Ibrutinib Maintenance after Chemoimmunotherapy Is Feasible and Results in Excellent Progression-Free and Overall Survival in Patients with Detectable MRD after Chemoimmunotherapy

Introduction

Given the variety of highly effective therapies available for chronic lymphocytic leukemia (CLL), a tailored treatment strategy is needed. Fixed-duration chemoimmunotherapy can produce sustained and deep responses. The presence of minimal residual disease (MRD) has been studied as an independent prognostic factor for long-term survival in patients with CLL. Multiple novel agents have been recently approved for previously untreated patients, including the BTK inhibitor, ibrutinib, but its effect on MRD is still unclear. We performed a prospective clinical trial to evaluate the efficacy of maintenance therapy with ibrutinib in patients with detectable MRD after first-line chemoimmunotherapy.

Patients and methods

In this phase 2 clinical trial, we assessed the efficacy and safety of ibrutinib 420 mg daily as maintenance therapy, until progression or unacceptable toxicity, after achieving complete remission (CR) or partial remission (PR) with chemoimmunotherapy in previously untreated 40 patients with CLL from 9 centers in Brazil. The median age was 60 years (range: 43-85 years). Twenty-nine patients (73%) had been treated with fludarabine and cyclophosphamide (FC) ± rituximab, 10 (25%) with chlorambucil ± rituximab, and one (2%) with bendamustine + rituximab. Responses definitions were based on the 2018 iwCLL guidelines. Twenty-five patients (63%) were in CR and 15 (37%) in PR before the start of maintenance. Patients with detectable MRD within 12 months after the end of the first line chemoimmunotherapy were included. Besides, three patients with undetectable MRD were also included in order to evaluate possible effects of ibrutinib on that group. Responses were assessed monthly during the first year and every three months thereafter. MRD was assessed by 8-color flow cytometry in the bone marrow and in the peripheral blood before and after one year of maintenance therapy, and in peripheral blood every 3 months thereafter. Primary end point was progression-free survival (PFS).

Results

Median follow-up time was 25 months (range: 12-46 months). Among the 40 patients included, two patients withdrew consent (one just after inclusion and one after 30 days), and one patient died 7 days after ibrutinib was started due to an unrelated cause (ruptured aortic aneurysm). Thirty-seven patients were treated with ibrutinib and prospectively followed. The median PFS and overall survival (OS) were not reached. PFS and OS at 2 years were 92% and 95%, respectively. Among the 15 patients who started maintenance in PR, 8 (53%) achieved CR (3 of which had incomplete hematologic recovery), and 7 had complete nodal response, but remained in PR due to persistent lymphocytosis. Among the 22 who entered maintenance in CR, all but one remained in CR: 1 patient presented ≥ 50% increase in his baseline lymphocyte count 40 months after maintenance was started, but remains on ibrutinib with no cytopenias or clinical indication to treatment change.
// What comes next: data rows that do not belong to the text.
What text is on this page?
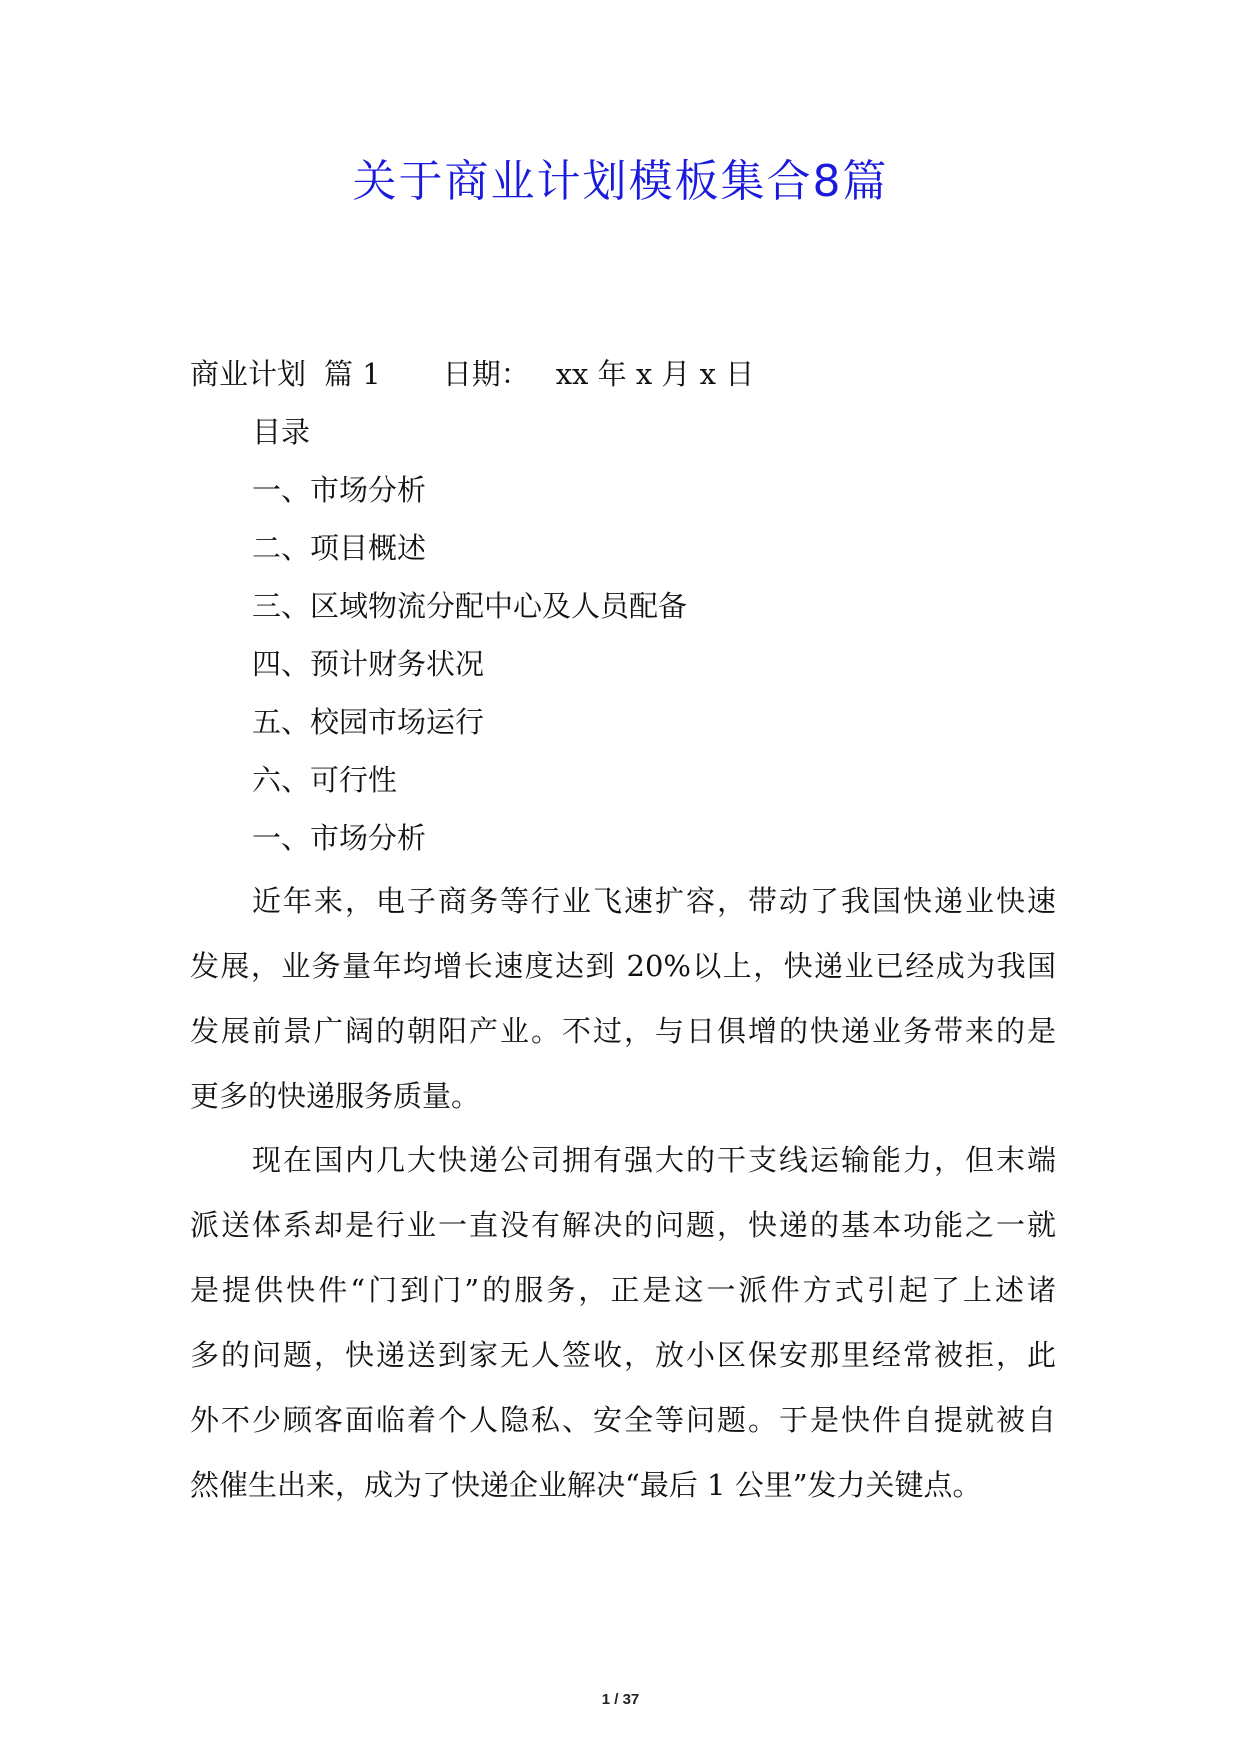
关于商业计划模板集合8篇
商业计划 篇 1 日期： xx 年 x 月 x 日

目录

一、市场分析

二、项目概述

三、区域物流分配中心及人员配备

四、预计财务状况

五、校园市场运行

六、可行性

一、市场分析

近年来，电子商务等行业飞速扩容，带动了我国快递业快速
发展，业务量年均增长速度达到 20%以上，快递业已经成为我国
发展前景广阔的朝阳产业。不过，与日俱增的快递业务带来的是
更多的快递服务质量。
现在国内几大快递公司拥有强大的干支线运输能力，但末端
派送体系却是行业一直没有解决的问题，快递的基本功能之一就
是提供快件“门到门”的服务，正是这一派件方式引起了上述诸
多的问题，快递送到家无人签收，放小区保安那里经常被拒，此
外不少顾客面临着个人隐私、安全等问题。于是快件自提就被自
然催生出来，成为了快递企业解决“最后 1 公里”发力关键点。
1 / 37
Among the 34 patients who had detectable MRD, 9% had at least 1-log reduction after one year and 20% after 2 years. Besides, one patient achieved undetectable MRD so far, 30 months after ibrutinib was started. All 3 patients with undetectable MRD at baseline, remained undetectable. Sustained increases from baseline values in the hemoglobin and platelet levels were observed in 30 patients (81%). Adverse events of any grade that occurred during maintenance with ibrutinib included diarrhea (23%), nausea (10%), and fatigue (8%), but only 2 patients had grade 3 diarrhea, associated with the concomitant use of metformin that resolved after discontinuation. Atrial fibrillation occurred intermittently in 3 patients during maintenance. A total of 81% of patients remain on ibrutinib. Four patients discontinued the drug: one after 8 months to perform a stem cell transplant by the decision of the treating physician, one after 10 months due to adverse events (lymphomatoid granulomatosis), and 2 after 13 months due to logistic difficulties to remain on regular follow up.

Conclusions

Maintenance with ibrutinib for CLL patients achieving CR or PR after chemoimmunotherapy resulted in excellent PFS and OS, and sustained improvement in hematologic variables irrespectively of achieving undetectable MRD. Efficacy of this regimen compares well to other frontline chemo-free treatments offered to patients with CLL in the United States and Europe.